Fresko di capula (kubah) gereja adalah karya seniman Renaisans akhir, Antonio da Correggio. Fresko ini menggambar Bunda Maria Diangkat ke Surga.
Fresko-fresko karya Gerolamo Mazzola Bedoli (1500 – 1569) yang mendominasi seluruh katedral. Ada fresko yang sangat menarik dan indah yakni menggambarkan Kristus naik ke surga di tengah sorak-sorai para malaikat dan orang-orang kudus. Adegan ini didominasi oleh cahaya biru yang intens dan menyatukan simbol-simbol gairah dalam satu komposisi, menuntun umat beriman dalam perjalanan spiritual yang dimulai dari penderitaan duniawi menuju kemuliaan ilahi.
***
Napoleon yang “mewarisi” semangat revolusi–walaupun ketika revolusi pecah, ia baru berusia 20 tahun dan prajurit rendahan– mau menghabisi peran dan pengaruh Gereja Katolik di Perancis dan negara-negara taklukannya. Meskipun, belakangan memerlukan peran dan dukungan untuk mengamankan kekuasaannya.
Memang, Napoleon, bukan “anak Revolusi Perancis” yang berkobar antara 1789 dan 1799. Ia tidak ikut memulai dan juga tidak ikut mengakhiri revolusi yang mengubah tatanan dunia; menghancurkan rezim lama yang memberikan hak istimewa kepada Gereja Katolik dan para bangsawan kaya; dan melahirkan gagasan baru seperti liberty, equality, dan democracy.
Revolusi merontokkan pemerintahan Raja Louis XVI. Raja Louis XVI yang dianggap lemah dalam mengendalikan pemerintahan dan istrinya, Marie Antoinette, yang boros, suka foya-foya dan dijuluki “Madame Deficit“, bahkan dihukum mati di depan umum di Place de la Révolution, Paris, 21 Januari 1793.
***

Sungguh sangat berbeda, kini melihat Gereja San Francesco del Prato dan Katedral Maria Diangkat ke Surga. Tapi, warga Parma tak mau selamanya kehilangan keindahan yang pernah mereka miliki.

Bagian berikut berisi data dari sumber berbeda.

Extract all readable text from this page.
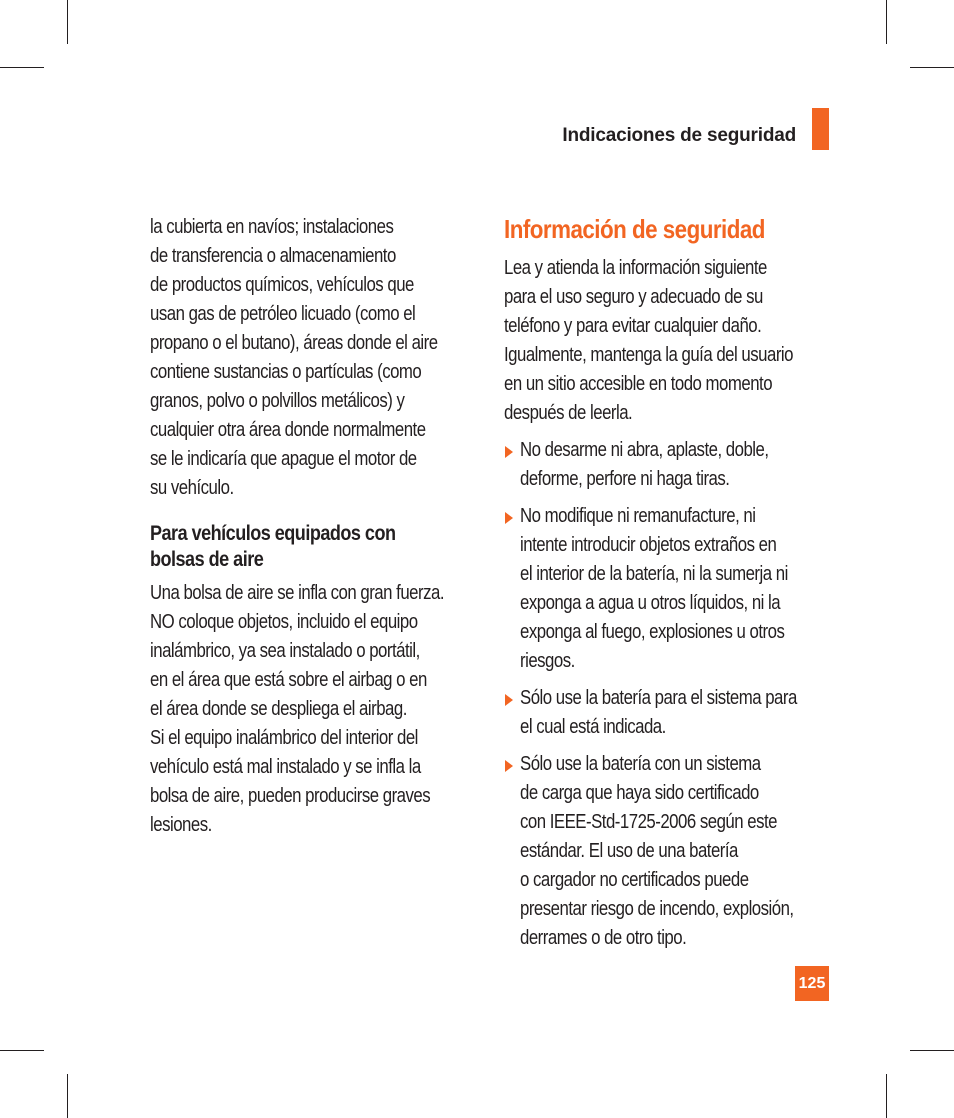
Indicaciones de seguridad

la cubierta en navíos; instalaciones
de transferencia o almacenamiento
de productos químicos, vehículos que
usan gas de petróleo licuado (como el
propano o el butano), áreas donde el aire
contiene sustancias o partículas (como
granos, polvo o polvillos metálicos) y
cualquier otra área donde normalmente
se le indicaría que apague el motor de
su vehículo.

Para vehículos equipados con
bolsas de aire

Una bolsa de aire se infla con gran fuerza.
NO coloque objetos, incluido el equipo
inalámbrico, ya sea instalado o portátil,
en el área que está sobre el airbag o en
el área donde se despliega el airbag.
Si el equipo inalámbrico del interior del
vehículo está mal instalado y se infla la
bolsa de aire, pueden producirse graves
lesiones.

Información de seguridad

Lea y atienda la información siguiente
para el uso seguro y adecuado de su
teléfono y para evitar cualquier daño.
Igualmente, mantenga la guía del usuario
en un sitio accesible en todo momento
después de leerla.

No desarme ni abra, aplaste, doble,
deforme, perfore ni haga tiras.
No modifique ni remanufacture, ni
intente introducir objetos extraños en
el interior de la batería, ni la sumerja ni
exponga a agua u otros líquidos, ni la
exponga al fuego, explosiones u otros
riesgos.
Sólo use la batería para el sistema para
el cual está indicada.
Sólo use la batería con un sistema
de carga que haya sido certificado
con IEEE-Std-1725-2006 según este
estándar. El uso de una batería
o cargador no certificados puede
presentar riesgo de incendo, explosión,
derrames o de otro tipo.
125
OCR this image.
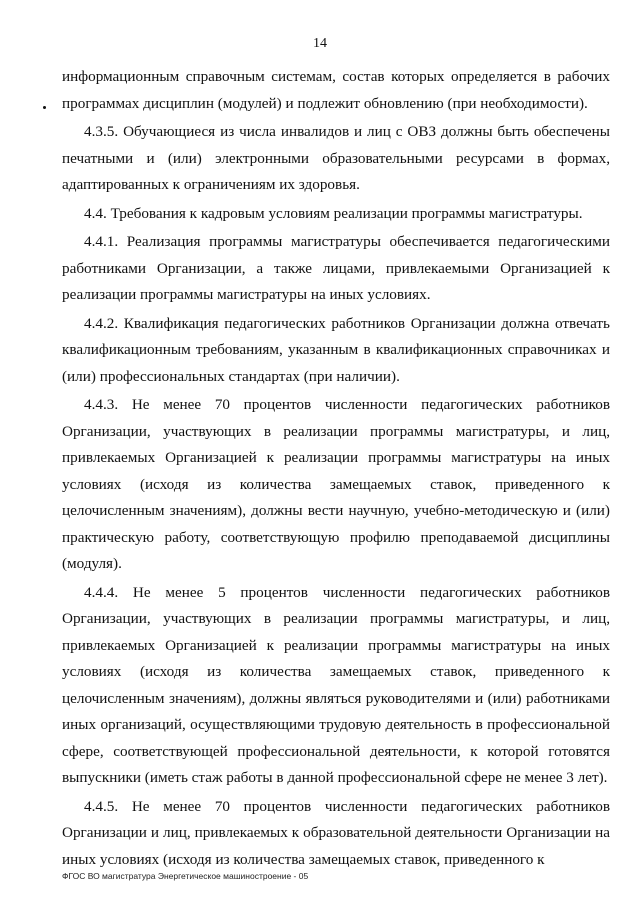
14

информационным справочным системам, состав которых определяется в рабочих программах дисциплин (модулей) и подлежит обновлению (при необходимости).

4.3.5. Обучающиеся из числа инвалидов и лиц с ОВЗ должны быть обеспечены печатными и (или) электронными образовательными ресурсами в формах, адаптированных к ограничениям их здоровья.

4.4. Требования к кадровым условиям реализации программы магистратуры.

4.4.1. Реализация программы магистратуры обеспечивается педагогическими работниками Организации, а также лицами, привлекаемыми Организацией к реализации программы магистратуры на иных условиях.

4.4.2. Квалификация педагогических работников Организации должна отвечать квалификационным требованиям, указанным в квалификационных справочниках и (или) профессиональных стандартах (при наличии).

4.4.3. Не менее 70 процентов численности педагогических работников Организации, участвующих в реализации программы магистратуры, и лиц, привлекаемых Организацией к реализации программы магистратуры на иных условиях (исходя из количества замещаемых ставок, приведенного к целочисленным значениям), должны вести научную, учебно-методическую и (или) практическую работу, соответствующую профилю преподаваемой дисциплины (модуля).

4.4.4. Не менее 5 процентов численности педагогических работников Организации, участвующих в реализации программы магистратуры, и лиц, привлекаемых Организацией к реализации программы магистратуры на иных условиях (исходя из количества замещаемых ставок, приведенного к целочисленным значениям), должны являться руководителями и (или) работниками иных организаций, осуществляющими трудовую деятельность в профессиональной сфере, соответствующей профессиональной деятельности, к которой готовятся выпускники (иметь стаж работы в данной профессиональной сфере не менее 3 лет).

4.4.5. Не менее 70 процентов численности педагогических работников Организации и лиц, привлекаемых к образовательной деятельности Организации на иных условиях (исходя из количества замещаемых ставок, приведенного к

ФГОС ВО магистратура Энергетическое машиностроение - 05
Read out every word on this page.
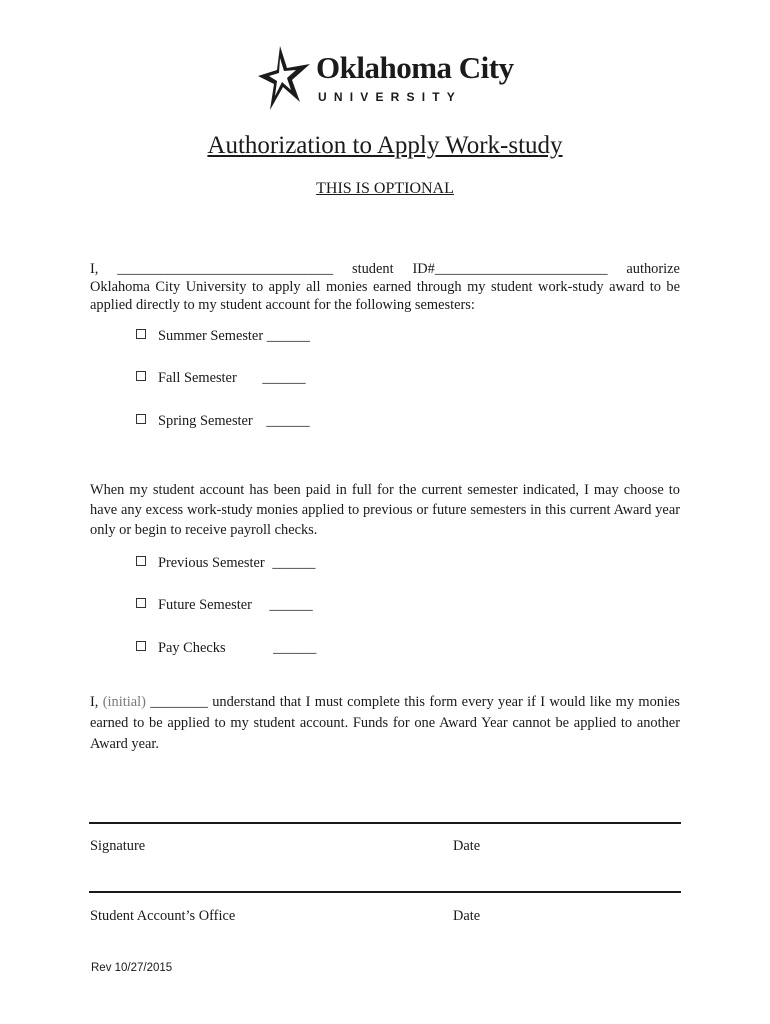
Oklahoma City
UNIVERSITY
Authorization to Apply Work-study
THIS IS OPTIONAL
I, ______________________________ student ID#________________________ authorize
Oklahoma City University to apply all monies earned through my student work-study award to be applied directly to my student account for the following semesters:
Summer Semester ______
Fall Semester ______
Spring Semester ______
When my student account has been paid in full for the current semester indicated, I may choose to have any excess work-study monies applied to previous or future semesters in this current Award year only or begin to receive payroll checks.
Previous Semester ______
Future Semester ______
Pay Checks	______
I, (initial) ________ understand that I must complete this form every year if I would like my monies earned to be applied to my student account. Funds for one Award Year cannot be applied to another Award year.
Signature	Date
Student Account’s Office	Date
Rev 10/27/2015
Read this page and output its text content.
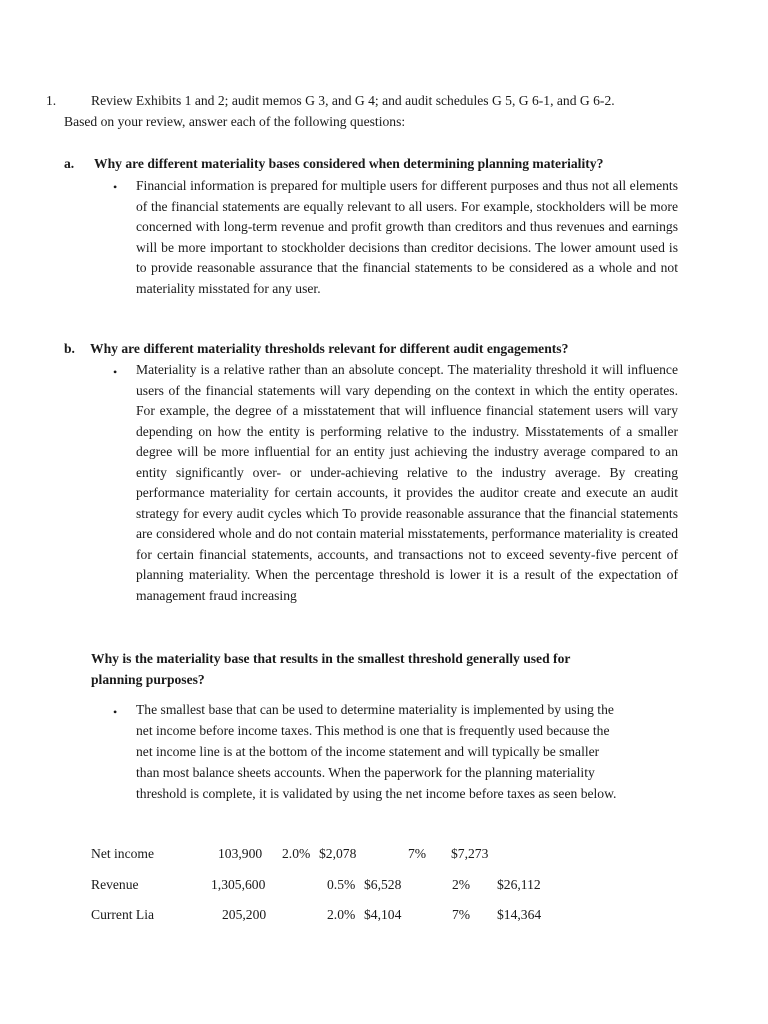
1.	Review Exhibits 1 and 2; audit memos G 3, and G 4; and audit schedules G 5, G 6-1, and G 6-2.
Based on your review, answer each of the following questions:
a. Why are different materiality bases considered when determining planning materiality?
• Financial information is prepared for multiple users for different purposes and thus not all elements of the financial statements are equally relevant to all users. For example, stockholders will be more concerned with long-term revenue and profit growth than creditors and thus revenues and earnings will be more important to stockholder decisions than creditor decisions. The lower amount used is to provide reasonable assurance that the financial statements to be considered as a whole and not materiality misstated for any user.
b. Why are different materiality thresholds relevant for different audit engagements?
• Materiality is a relative rather than an absolute concept. The materiality threshold it will influence users of the financial statements will vary depending on the context in which the entity operates. For example, the degree of a misstatement that will influence financial statement users will vary depending on how the entity is performing relative to the industry. Misstatements of a smaller degree will be more influential for an entity just achieving the industry average compared to an entity significantly over- or under-achieving relative to the industry average. By creating performance materiality for certain accounts, it provides the auditor create and execute an audit strategy for every audit cycles which To provide reasonable assurance that the financial statements are considered whole and do not contain material misstatements, performance materiality is created for certain financial statements, accounts, and transactions not to exceed seventy-five percent of planning materiality. When the percentage threshold is lower it is a result of the expectation of management fraud increasing
Why is the materiality base that results in the smallest threshold generally used for
planning purposes?
• The smallest base that can be used to determine materiality is implemented by using the
net income before income taxes. This method is one that is frequently used because the
net income line is at the bottom of the income statement and will typically be smaller
than most balance sheets accounts. When the paperwork for the planning materiality
threshold is complete, it is validated by using the net income before taxes as seen below.
Net income	103,900 2.0% $2,078	7% $7,273
Revenue	1,305,600	0.5% $6,528	2% $26,112
Current Lia	205,200	2.0% $4,104	7% $14,364
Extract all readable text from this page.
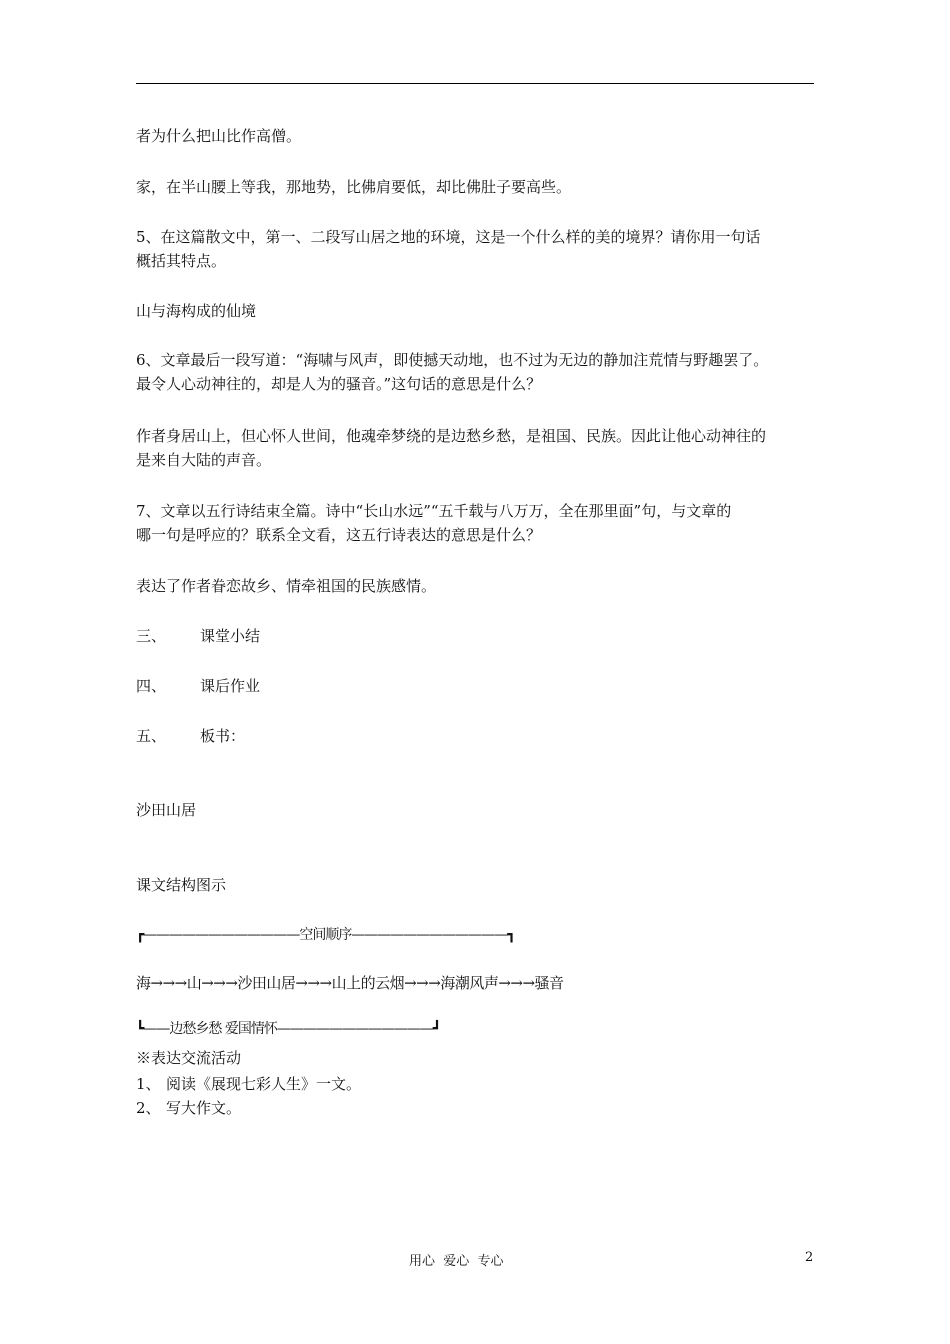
者为什么把山比作高僧。
家，在半山腰上等我，那地势，比佛肩要低，却比佛肚子要高些。
5、在这篇散文中，第一、二段写山居之地的环境，这是一个什么样的美的境界？请你用一句话
概括其特点。
山与海构成的仙境
6、文章最后一段写道：“海啸与风声，即使撼天动地，也不过为无边的静加注荒情与野趣罢了。
最令人心动神往的，却是人为的骚音。”这句话的意思是什么？
作者身居山上，但心怀人世间，他魂牵梦绕的是边愁乡愁，是祖国、民族。因此让他心动神往的
是来自大陆的声音。
7、文章以五行诗结束全篇。诗中“长山水远”“五千载与八万万，全在那里面”句，与文章的
哪一句是呼应的？联系全文看，这五行诗表达的意思是什么？
表达了作者眷恋故乡、情牵祖国的民族感情。
三、 课堂小结
四、 课后作业
五、 板书：
沙田山居
课文结构图示
┏————————————空间顺序————————————┓
海→→→山→→→沙田山居→→→山上的云烟→→→海潮风声→→→骚音
┗——边愁乡愁 爱国情怀————————————┛
※表达交流活动
1、 阅读《展现七彩人生》一文。
2、 写大作文。
用心  爱心  专心	2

Maka, pada tahun 2018 Gereja San Frencesco de Prato, direstorasi atas permintaan warga kota. Mereka menggalang dana lewat sosial media, untuk biaya renovasi. Restorasi dilakukan untuk mengembalikan keindahan dan kemegahan masa lalu ke gereja ini.
Kemegahan masa lalu, memang, kadang perlu dikenang. Walaupun, dikenang saja tidak cukup. Sebab, kalau dikenang saja hanya akan menjadi “kuburan noltalgia”, meminjam istilah yang dikatakan Paus Fransiskus tentang gereja-gereja tua dan indah yang hanya dijadikan museum.
Padahal, seharusnya dipelajari; dijadikan hidup dan relevan untuk masa kini. Sebab, masa lalu dan sejarah, kata filsuf Tiongkok, Confusius harus dipelajari, jika ingin mengetahui masa depan.
Katanya, makhluk bermoral adalah orang yang mampu merenungkan tindakan masa lalunya dan motifnya, menyetujui beberapa dan tidak menyetujui yang lain. Yang jelek ditinggal, yang baik dijadikan lebih baik.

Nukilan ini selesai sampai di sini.